Na geração de etanol, produzido a partir de matérias-primas como cana-de-açúcar, beterraba e milho, o país perde apenas para os EUA. Atualmente, há 329 usinas canavieiras em operação em território nacional.
Apesar de ser um combustível de baixo carbono, o etanol também tem emissões de CO2 e outros gases poluentes associados à sua produção, desde o cultivo até a utilização final.
Essa realidade segue um padrão no Brasil, onde a maior parte das emissões de carbono são oriundas das mudanças do uso da terra pela atividade agrícola.
Por isso, diante da força da eletrificação como alternativa de transição, a redução da pegada de carbono surge como estratégia do setor para tornar o etanol mais atrativo. E o avanço dos modelos híbridos representam uma chance para isso.
- Na Coluna do Gauto: O poder dos híbridos, sinergia com os biocombustíveis
Disputa pelo mercado de leves
As indústrias nacionais estão tentando garantir sua participação nesse mercado de transição, aproveitando a abrangência dos motores flex no país.
Segundo dados da Anfavea, associação das fabricantes de veículos, em 2022, cerca de 83% dos carros vendidos possuíam a tecnologia.
O setor sucroalcooleiro vê no cenário uma oportunidade para fortalecer a comercialização do etanol, e, as montadoras, por sua vez, visam aproveitar as linhas de produção existentes.
A exemplo disso, a Stellantis, que reúne as marcas Fiat-Chrysler, Peugeot e Citroën, quer impulsionar o etanol como alternativa para a descarbonização das frotas brasileiras. O grupo anunciou que vai lançar no Brasil, até 2024, três modelos de veículos com motores híbridos flex e um totalmente a etanol.
A Toyota está testando um carro com hidrogênio a partir de etanol. A iniciativa é uma parceria com a Shell, Raízen, Hytron, USP e o Senai. O modelo Mirai será o primeiro veículo de série da fabricante movido a célula a combustível.
Qual a agenda do governo
O presidente Lula (PT) está buscando apoiar as duas tecnologias por meio dos programas Rota 2030 e Combustível do Futuro. As iniciativas fazem parte do planejamento energético do governo federal para descarbonizar as emissões do setor de transportes.

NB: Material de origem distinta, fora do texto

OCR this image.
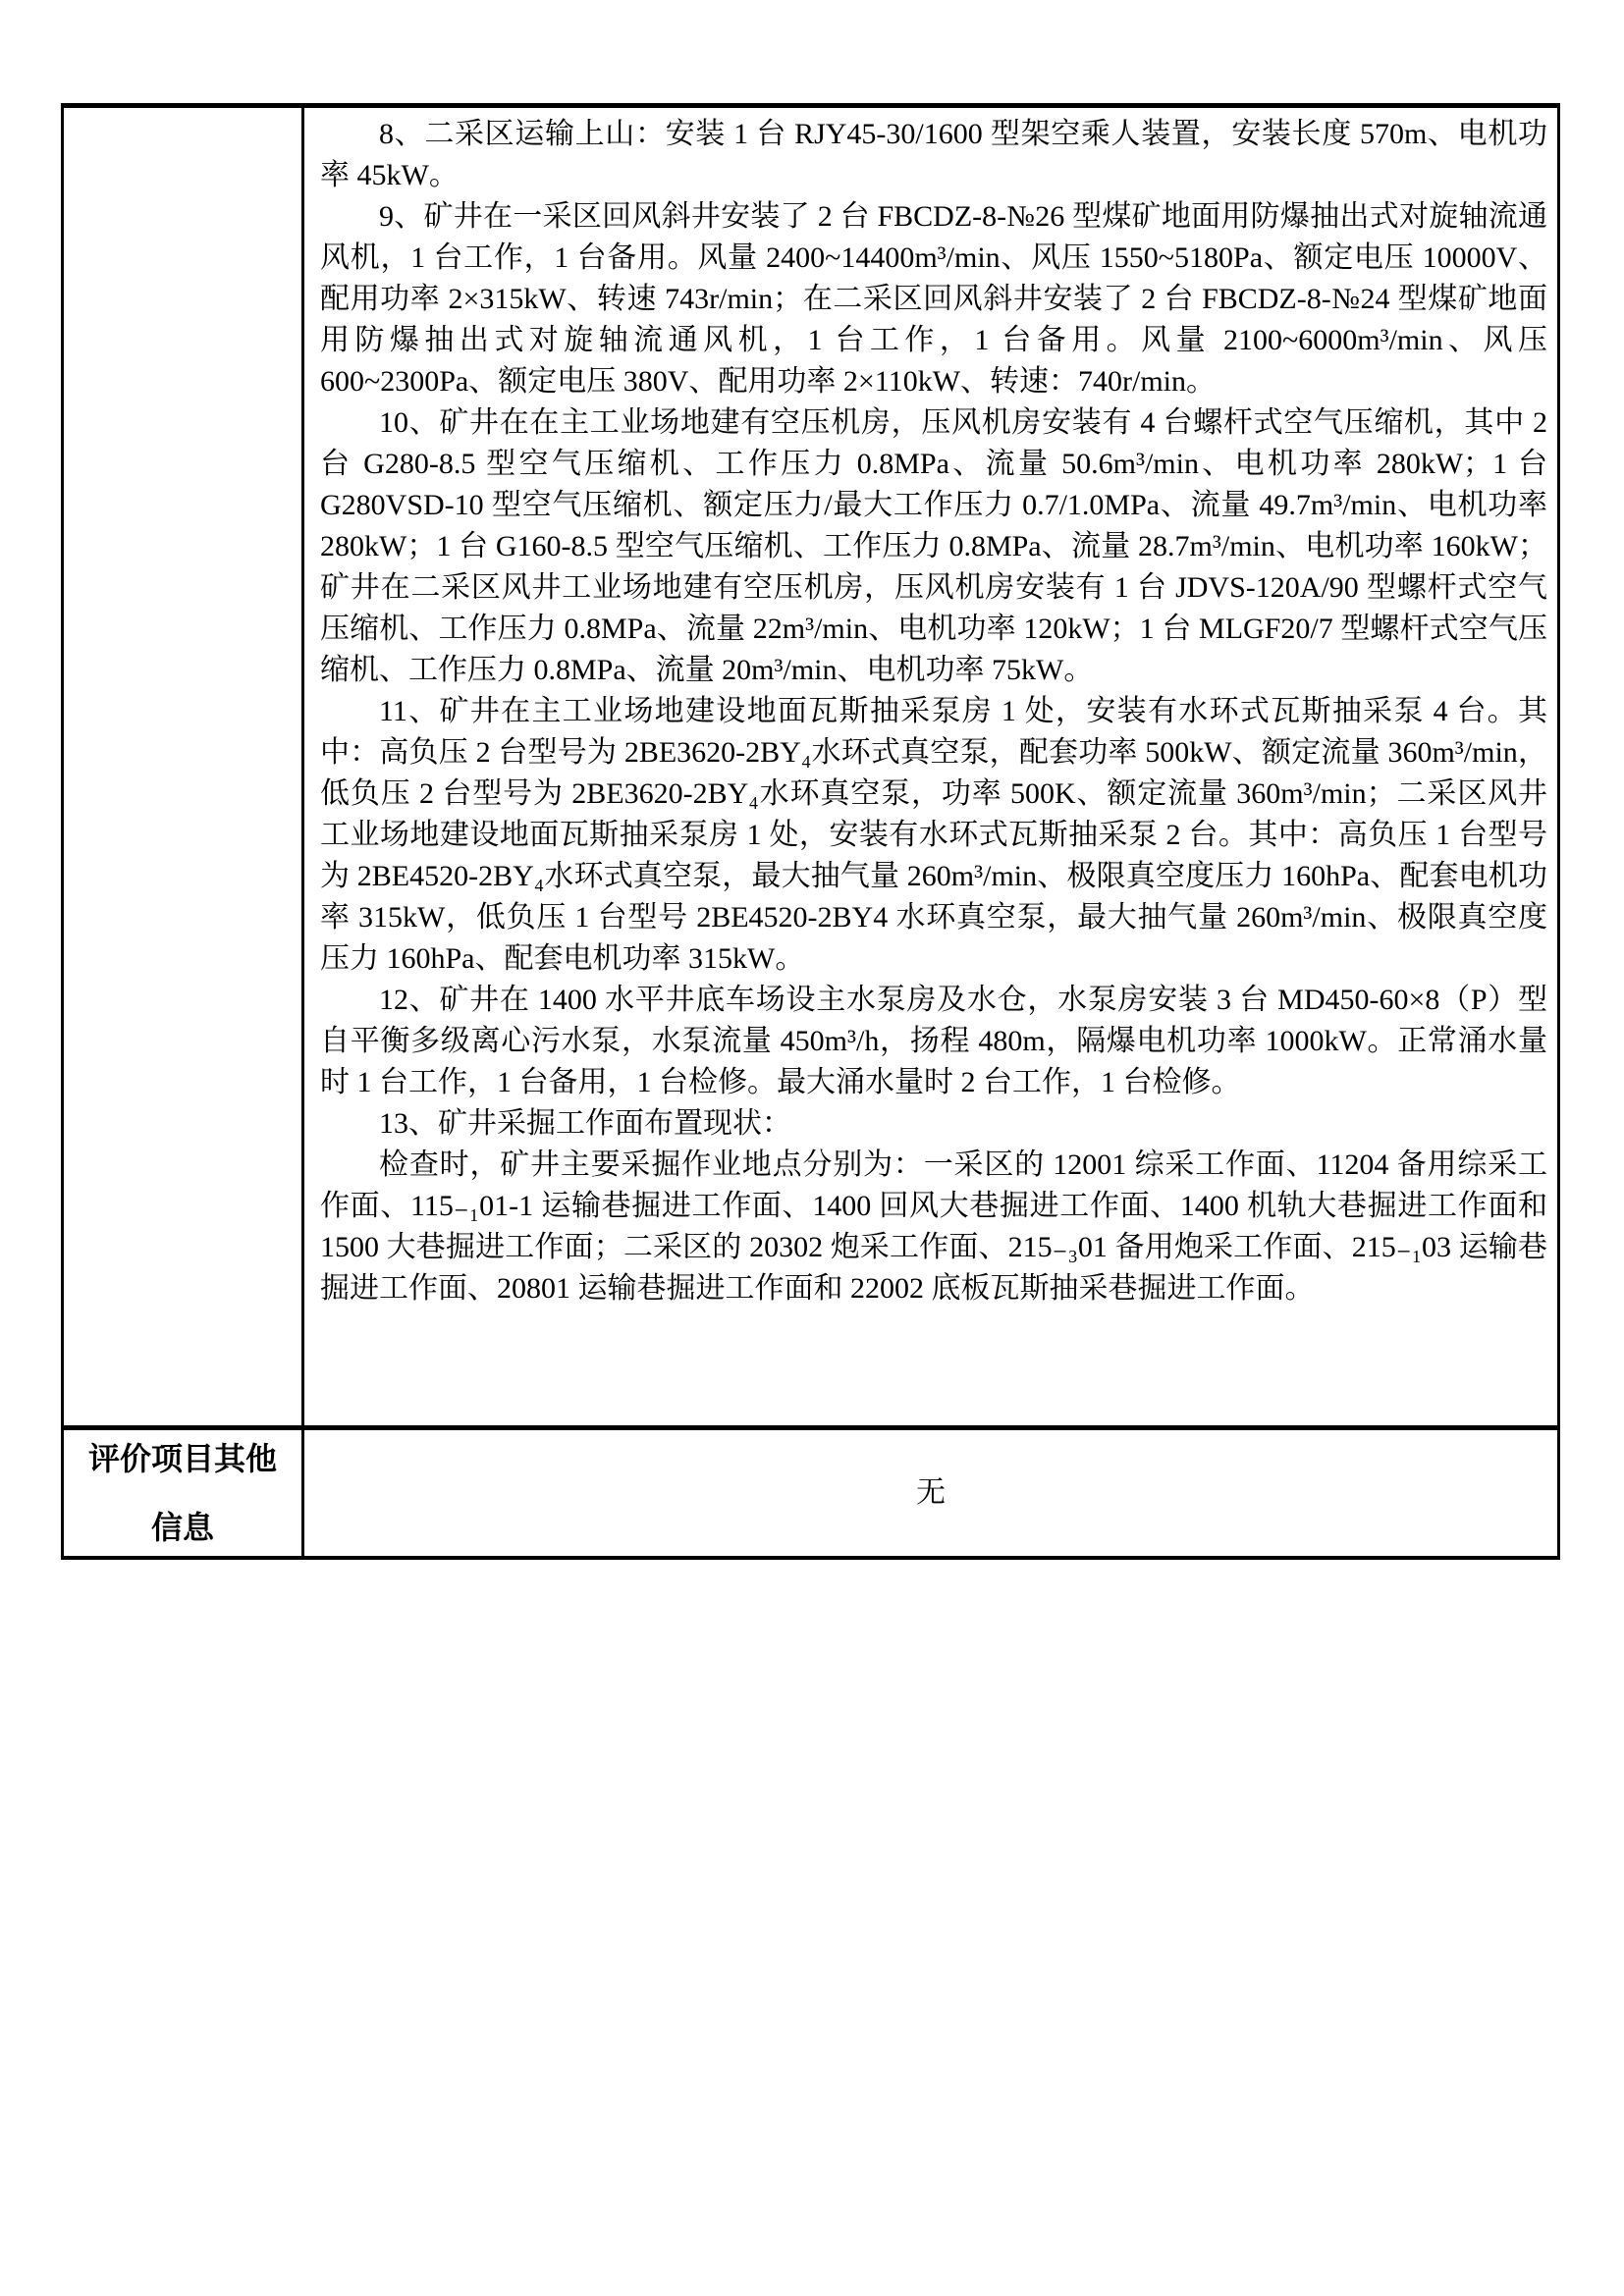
8、二采区运输上山：安装 1 台 RJY45-30/1600 型架空乘人装置，安装长度 570m、电机功率 45kW。

9、矿井在一采区回风斜井安装了 2 台 FBCDZ-8-№26 型煤矿地面用防爆抽出式对旋轴流通风机，1 台工作，1 台备用。风量 2400~14400m³/min、风压 1550~5180Pa、额定电压 10000V、配用功率 2×315kW、转速 743r/min；在二采区回风斜井安装了 2 台 FBCDZ-8-№24 型煤矿地面用防爆抽出式对旋轴流通风机，1 台工作，1 台备用。风量 2100~6000m³/min、风压 600~2300Pa、额定电压 380V、配用功率 2×110kW、转速：740r/min。

10、矿井在在主工业场地建有空压机房，压风机房安装有 4 台螺杆式空气压缩机，其中 2 台 G280-8.5 型空气压缩机、工作压力 0.8MPa、流量 50.6m³/min、电机功率 280kW；1 台 G280VSD-10 型空气压缩机、额定压力/最大工作压力 0.7/1.0MPa、流量 49.7m³/min、电机功率 280kW；1 台 G160-8.5 型空气压缩机、工作压力 0.8MPa、流量 28.7m³/min、电机功率 160kW；矿井在二采区风井工业场地建有空压机房，压风机房安装有 1 台 JDVS-120A/90 型螺杆式空气压缩机、工作压力 0.8MPa、流量 22m³/min、电机功率 120kW；1 台 MLGF20/7 型螺杆式空气压缩机、工作压力 0.8MPa、流量 20m³/min、电机功率 75kW。

11、矿井在主工业场地建设地面瓦斯抽采泵房 1 处，安装有水环式瓦斯抽采泵 4 台。其中：高负压 2 台型号为 2BE3620-2BY₄水环式真空泵，配套功率 500kW、额定流量 360m³/min，低负压 2 台型号为 2BE3620-2BY₄水环真空泵，功率 500K、额定流量 360m³/min；二采区风井工业场地建设地面瓦斯抽采泵房 1 处，安装有水环式瓦斯抽采泵 2 台。其中：高负压 1 台型号为 2BE4520-2BY₄水环式真空泵，最大抽气量 260m³/min、极限真空度压力 160hPa、配套电机功率 315kW，低负压 1 台型号 2BE4520-2BY4 水环真空泵，最大抽气量 260m³/min、极限真空度压力 160hPa、配套电机功率 315kW。

12、矿井在 1400 水平井底车场设主水泵房及水仓，水泵房安装 3 台 MD450-60×8（P）型自平衡多级离心污水泵，水泵流量 450m³/h，扬程 480m，隔爆电机功率 1000kW。正常涌水量时 1 台工作，1 台备用，1 台检修。最大涌水量时 2 台工作，1 台检修。

13、矿井采掘工作面布置现状：

检查时，矿井主要采掘作业地点分别为：一采区的 12001 综采工作面、11204 备用综采工作面、115₋₁01-1 运输巷掘进工作面、1400 回风大巷掘进工作面、1400 机轨大巷掘进工作面和 1500 大巷掘进工作面；二采区的 20302 炮采工作面、215₋₃01 备用炮采工作面、215₋₁03 运输巷掘进工作面、20801 运输巷掘进工作面和 22002 底板瓦斯抽采巷掘进工作面。

评价项目其他信息
无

De acordo com o secretário de Desenvolvimento Industrial, Inovação, Comércio e Serviços do MDIC, Uallace Moreira, a pasta não vai priorizar uma única rota no programa Rota 2030. A ideia é otimizar uma política industrial com tecnologias de baixo carbono já desenvolvidas no país.
Já o PL do Combustível do Futuro será encaminhado em breve ao Congresso, com a promessa de ser “o maior programa de descarbonização do mundo”, segundo o ministro de Minas e Energia, Alexandre Silveira (PSD). O programa vai incentivar alternativas que vão de biocombustíveis à eletrificação.
Futuro depende de regulação
Um levantamento da McKinsey indica que os eletrificados – híbridos e bateria – devem atingir 11 milhões de unidades em 2040, respondendo por mais de 20% dos veículos em circulação.
Para o senior manager da McKinsey, Daniele Nadalin, as projeções podem mudar, a depender dos rumos da regulação. “Uma mudança de regulação a favor de uma ou outra tecnologia vai mudar significativamente essa perspectiva”, afirma.
E destaca que, no atual modelo do Rota 2030, as fabricantes são obrigadas a oferecer uma frota de eficiência média específica, no entanto, a maioria dos veículos movidos a combustão não alcançaria essa meta.
Em contrapartida, os híbridos e totalmente elétricos são consideravelmente mais eficazes para atender os objetivos do programa.
“Isso significa que, se você é uma montadora, precisa desenvolver logo uma oferta de veículos elétricos, sejam importados ou potencialmente fabricados no país”, explica o especialista.